Feuds and Reckless Fury - Page 65

It’s real.

I’m here. Hurting—fucking aching—because Mom screwed up. Big time.

Anger rears its ugly head, reminding me how she got to this point in the first place. Because of him. Dad. The motherfucker who left his wife to be with his gay best friend. He ruined her. Dad took the sweet, loving mother I always knew, carved out a piece of her soul, and left her as she is. Empty and barely there.

My venomous glare lifts, seeking out the man who destroyed everything. But, seeing my sister curled up in his lap like she’s five years old again is enough to snuff out my rage. If I wasn’t as big as my dad, hell, I’d feel inclined to want to crawl into his lap too.

I need reassurance.

That everything is going to be okay.

“I’m going to grab something to drink,” Alis says, giving my thigh another squeeze. “Why don’t you walk with me?”

I don’t want to go anywhere.

And yet, I need to escape.

The storm clouds brewing outside remind me of the hurricane of horrible thoughts slashing back and forth inside my head.

“We’ll call for you the minute we hear something,” Dad assures me, reading my silent fears.

“Yeah,” I croak out, dragging my gaze from the window. “Okay.”

Alis and I stand. His touch on the small of my back is gentle as he guides me away from the waiting area and down the hall toward the bank of vending and soda machines. I’m numb as we walk, my arms growing cold and feeling foreign as they dangle beside me. When we’re out of sight from the waiting area, Alis’s hand slides into my icy one, his fingers threading with mine. The warmth and comfort of something as simple as his hand have a sob lodging itself in my throat. A pained moan escapes me.

I’m cracking.

I can feel it happening one tiny fissure at a time. But they’re spreading and fracturing and splintering faster than I can stop them. The pain is going to spill out. It’ll leak out everywhere, drowning those around me.

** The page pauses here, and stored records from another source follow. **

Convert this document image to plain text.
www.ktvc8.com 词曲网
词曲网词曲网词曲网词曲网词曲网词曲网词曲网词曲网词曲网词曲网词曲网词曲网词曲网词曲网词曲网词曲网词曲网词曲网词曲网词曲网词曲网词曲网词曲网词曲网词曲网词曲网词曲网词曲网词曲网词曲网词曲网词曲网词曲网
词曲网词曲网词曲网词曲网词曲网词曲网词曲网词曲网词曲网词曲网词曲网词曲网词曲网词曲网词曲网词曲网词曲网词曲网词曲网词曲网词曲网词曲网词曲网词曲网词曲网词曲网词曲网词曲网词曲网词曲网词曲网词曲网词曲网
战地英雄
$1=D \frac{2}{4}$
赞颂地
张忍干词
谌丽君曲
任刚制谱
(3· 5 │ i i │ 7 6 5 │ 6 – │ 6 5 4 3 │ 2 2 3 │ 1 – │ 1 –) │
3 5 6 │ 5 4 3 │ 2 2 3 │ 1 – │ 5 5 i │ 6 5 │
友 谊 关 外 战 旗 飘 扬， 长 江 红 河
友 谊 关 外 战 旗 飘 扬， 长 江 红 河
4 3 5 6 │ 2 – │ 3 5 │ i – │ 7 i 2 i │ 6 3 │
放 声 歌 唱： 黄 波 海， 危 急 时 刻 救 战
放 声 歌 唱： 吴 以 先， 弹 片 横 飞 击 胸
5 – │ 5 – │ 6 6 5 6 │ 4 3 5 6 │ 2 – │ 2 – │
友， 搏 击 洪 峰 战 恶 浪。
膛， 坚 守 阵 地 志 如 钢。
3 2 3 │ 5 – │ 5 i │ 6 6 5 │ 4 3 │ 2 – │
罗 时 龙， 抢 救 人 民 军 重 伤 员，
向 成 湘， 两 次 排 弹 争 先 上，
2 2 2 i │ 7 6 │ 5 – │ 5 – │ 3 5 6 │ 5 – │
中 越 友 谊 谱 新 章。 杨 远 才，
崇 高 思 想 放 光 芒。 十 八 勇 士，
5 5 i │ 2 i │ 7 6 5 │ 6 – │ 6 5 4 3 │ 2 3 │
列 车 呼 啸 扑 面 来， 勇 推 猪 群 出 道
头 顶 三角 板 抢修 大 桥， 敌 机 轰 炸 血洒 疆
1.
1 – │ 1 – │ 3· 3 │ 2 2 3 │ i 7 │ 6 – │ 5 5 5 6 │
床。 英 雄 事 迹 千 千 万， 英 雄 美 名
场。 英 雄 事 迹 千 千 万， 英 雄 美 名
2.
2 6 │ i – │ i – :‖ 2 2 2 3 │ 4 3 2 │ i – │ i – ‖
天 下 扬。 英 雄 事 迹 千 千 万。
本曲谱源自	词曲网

Alis stops, pulling me into his strong arms. My forehead falls to his shoulder, and I angle my face against his neck, desperate for his touch. He squeezes me tight, murmuring soft words that are meant to soothe my battered soul. With our height difference, it’s awkward and feels like I should be the one holding him, but I’m too fragmented. If he lets go, I’ll break away until there’s nothing left of me.

His palm rubs up and down my back. I soak the collar of his T-shirt and the side of his neck with my silent tears. I don’t know what’ll happen to my mom, but I can’t live without her. We may have been on the outs, but it wasn’t forever.

“I knew something was wrong,” I choke out. “I should have…I should—”

“Don’t,” Alis says in a firm tone. “Don’t do that. This is out of your control. Please don’t take the blame for what happened.”

He pulls away, capturing my face in his hands. The fierce expression on his face makes me want to get lost in it, forgetting about the painful present. His mahogany eyes dart briefly down the hall before he presses a sweet kiss to my lips. It breathes life into my quickly dying heart.

“Everything’s going to be okay,” he promises, kissing me again and again. “Trust me.”

How little Alister Sommers thinks he has control over my mother’s fate is beyond me, but oh how I crave to believe him. If Mom is okay, I will be okay.

“I’m scared.” My whispered words barely leave my mouth before he quiets me with a kiss.

“I know you are, Canny. I’m scared too.”

We hear footsteps squeaking nearby on the linoleum and reluctantly pull apart. He steps over to the vending machine while I swipe at my tears. A minute later, he hands me a Coke. A small smile tugs at my lips, and it’s contagious because he smiles too.

Guilt chases away the brief glimpse of happiness. Today is his birthday. It’s ruined because my mom overdosed on drugs. He should be enjoying his own birthday blowjob or eating cake or opening my gift. Not this. Not holding me up as I try desperately not to fall.

His intelligent stare cuts into me, probing and sure. I don’t have to voice my words because he somehow knows. He shakes his head and offers another smile.

“This is the most important thing right now,” he says, lifting a hand and swiping away another tear with his thumb. “Understood? This. You. Her. That’s all that matters.”

I nod, thankful as fuck he’s by my side. If I had to deal with this all alone, it’d eat me alive. Carrie has Dad. I would have had no one. Luckily, I have Alis.

“Canyon,” Quinn calls out, startling both me and Alis. He makes his way toward us. “There you are.”